One company which owns a foundation supporting the project makes its money primarily in an industry which is infamous for tracking, privacy invasions, selling and mishandling of user data, and exploiting user browsing behavior, but they are asking me to trust their modified browser and server, you need to run a modded httpd to serve "legacy browser" users with normal DNS etc.) I was under the impression that the contemporary cybersecurity concerns of users and governments were focused on improving privacy, not creating monetary partnerships with media companies.
So, wondering what the biz model is, where the money flows and why, and why government (read: THATS _YOU_ FED! lol) _may_ be interested and might present challenges to using it in the way I would like, for anonymous and open exchange of data. If you've been involved in research, defense, or fedgov the reasons are apparent. Well, doesn't mean they _are_ involved, or even _care about it_, but they may at some point care a lot, if history is an indicator. GitHub stands to lose a little here, maybe, so I doubt they'll jump to the front with their credit card in hand to help. Google sure won't benefit, and that sure is a lot of work for such a small team to tackle, so how are they gonna maintain this? Is this gonna be a forever-separated fork of Chrome? Will Google get shitty and try to break compatibility or prevent usage of Beaker or its features to protect their investments? Doubt they'll help at any rate.
Summary It seems like they're a project which is working for open data and an open web with the very people who want to prevent this at any cost and are in a position to be forced by those people to alter their behavior. The software this is built on is not privacy focused or even aware, and the project itself in no way ensures privacy or anonymity, and is controlled by parties who have interests counter to the goals of the project, so why would I invest my time-money in helping something which is at best naive, and at worst doomed to fail. I love the concept but WTF, how is _this_ the way to accomplish the goals of Dat, Beaker, or the pro-P2P community? By building in anti-privacy technologies and stakeholders?

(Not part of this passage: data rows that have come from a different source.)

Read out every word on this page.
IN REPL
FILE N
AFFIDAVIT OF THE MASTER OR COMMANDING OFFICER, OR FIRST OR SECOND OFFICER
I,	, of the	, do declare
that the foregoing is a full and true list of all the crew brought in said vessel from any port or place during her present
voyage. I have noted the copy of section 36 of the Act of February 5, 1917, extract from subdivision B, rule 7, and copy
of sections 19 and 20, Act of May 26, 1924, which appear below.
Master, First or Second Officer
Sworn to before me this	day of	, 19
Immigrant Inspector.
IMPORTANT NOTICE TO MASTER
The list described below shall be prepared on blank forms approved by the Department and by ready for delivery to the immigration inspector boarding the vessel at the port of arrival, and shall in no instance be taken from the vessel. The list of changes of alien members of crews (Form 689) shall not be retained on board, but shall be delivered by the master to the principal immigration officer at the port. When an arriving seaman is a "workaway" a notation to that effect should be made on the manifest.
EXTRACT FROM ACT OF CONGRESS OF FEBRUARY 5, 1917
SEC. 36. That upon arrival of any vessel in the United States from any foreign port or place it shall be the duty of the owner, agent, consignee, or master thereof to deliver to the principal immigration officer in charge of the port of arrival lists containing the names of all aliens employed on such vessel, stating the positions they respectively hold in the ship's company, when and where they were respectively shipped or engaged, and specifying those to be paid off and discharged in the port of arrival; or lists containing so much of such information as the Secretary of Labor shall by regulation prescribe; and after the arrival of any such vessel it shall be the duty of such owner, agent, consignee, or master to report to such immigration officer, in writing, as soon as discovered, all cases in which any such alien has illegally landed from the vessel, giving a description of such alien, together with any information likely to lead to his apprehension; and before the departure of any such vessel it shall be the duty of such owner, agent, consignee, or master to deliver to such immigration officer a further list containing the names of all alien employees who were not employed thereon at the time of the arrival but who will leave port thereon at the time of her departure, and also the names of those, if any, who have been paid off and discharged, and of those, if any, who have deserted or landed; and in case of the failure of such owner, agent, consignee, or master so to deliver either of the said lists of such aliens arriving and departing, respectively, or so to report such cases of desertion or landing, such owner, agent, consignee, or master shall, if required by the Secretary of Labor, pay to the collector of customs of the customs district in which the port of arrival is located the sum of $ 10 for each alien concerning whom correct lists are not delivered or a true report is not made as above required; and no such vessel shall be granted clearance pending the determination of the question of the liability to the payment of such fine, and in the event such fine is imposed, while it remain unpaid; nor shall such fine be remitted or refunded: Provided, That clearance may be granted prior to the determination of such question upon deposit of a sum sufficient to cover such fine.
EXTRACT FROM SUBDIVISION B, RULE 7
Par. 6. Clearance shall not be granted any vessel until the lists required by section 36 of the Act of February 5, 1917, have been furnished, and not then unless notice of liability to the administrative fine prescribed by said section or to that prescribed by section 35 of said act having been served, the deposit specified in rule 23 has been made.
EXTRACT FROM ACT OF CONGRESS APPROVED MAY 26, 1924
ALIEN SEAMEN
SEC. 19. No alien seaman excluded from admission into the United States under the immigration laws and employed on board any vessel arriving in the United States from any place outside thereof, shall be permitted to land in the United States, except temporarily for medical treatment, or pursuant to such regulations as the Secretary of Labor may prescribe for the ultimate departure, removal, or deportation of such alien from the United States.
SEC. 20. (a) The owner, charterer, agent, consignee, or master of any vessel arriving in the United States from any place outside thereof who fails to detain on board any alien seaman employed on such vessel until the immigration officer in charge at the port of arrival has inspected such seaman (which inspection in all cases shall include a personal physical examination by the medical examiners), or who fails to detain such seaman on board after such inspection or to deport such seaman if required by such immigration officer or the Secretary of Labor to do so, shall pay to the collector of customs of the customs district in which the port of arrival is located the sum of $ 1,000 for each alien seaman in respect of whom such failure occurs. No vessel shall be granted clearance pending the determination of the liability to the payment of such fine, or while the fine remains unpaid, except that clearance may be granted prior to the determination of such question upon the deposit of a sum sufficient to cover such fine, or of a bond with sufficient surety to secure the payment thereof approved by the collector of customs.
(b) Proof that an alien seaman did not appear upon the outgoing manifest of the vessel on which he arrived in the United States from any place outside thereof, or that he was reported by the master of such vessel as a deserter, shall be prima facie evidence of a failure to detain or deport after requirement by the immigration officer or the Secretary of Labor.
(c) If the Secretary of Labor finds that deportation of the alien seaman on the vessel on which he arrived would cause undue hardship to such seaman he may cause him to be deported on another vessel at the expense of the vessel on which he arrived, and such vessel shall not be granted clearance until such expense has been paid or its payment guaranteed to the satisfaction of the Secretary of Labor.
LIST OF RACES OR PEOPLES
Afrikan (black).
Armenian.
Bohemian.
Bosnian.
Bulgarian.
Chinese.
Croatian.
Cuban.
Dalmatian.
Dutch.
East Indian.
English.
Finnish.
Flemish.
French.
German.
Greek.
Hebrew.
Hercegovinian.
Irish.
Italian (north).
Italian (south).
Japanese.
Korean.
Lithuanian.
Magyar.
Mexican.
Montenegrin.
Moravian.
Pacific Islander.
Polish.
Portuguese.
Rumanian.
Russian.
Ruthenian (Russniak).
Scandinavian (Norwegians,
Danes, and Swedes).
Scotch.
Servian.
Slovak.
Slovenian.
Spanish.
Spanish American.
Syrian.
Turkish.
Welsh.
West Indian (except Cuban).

I hope this makes more sense. Thanks!
staticvar|8 years ago
- https://docs.datproject.org/security
- https://blog.datproject.org/2016/12/12/reader-privacy-on-the...
detaro|8 years ago
The Knight foundation has given dat money to pay attention to a specific use case (sharing of large data sets)
You have to be clearer if you want to insist that either of those things compromises dat (or beaker, although beaker is only a client for dat) as a project and makes it unsuitable for its other goals.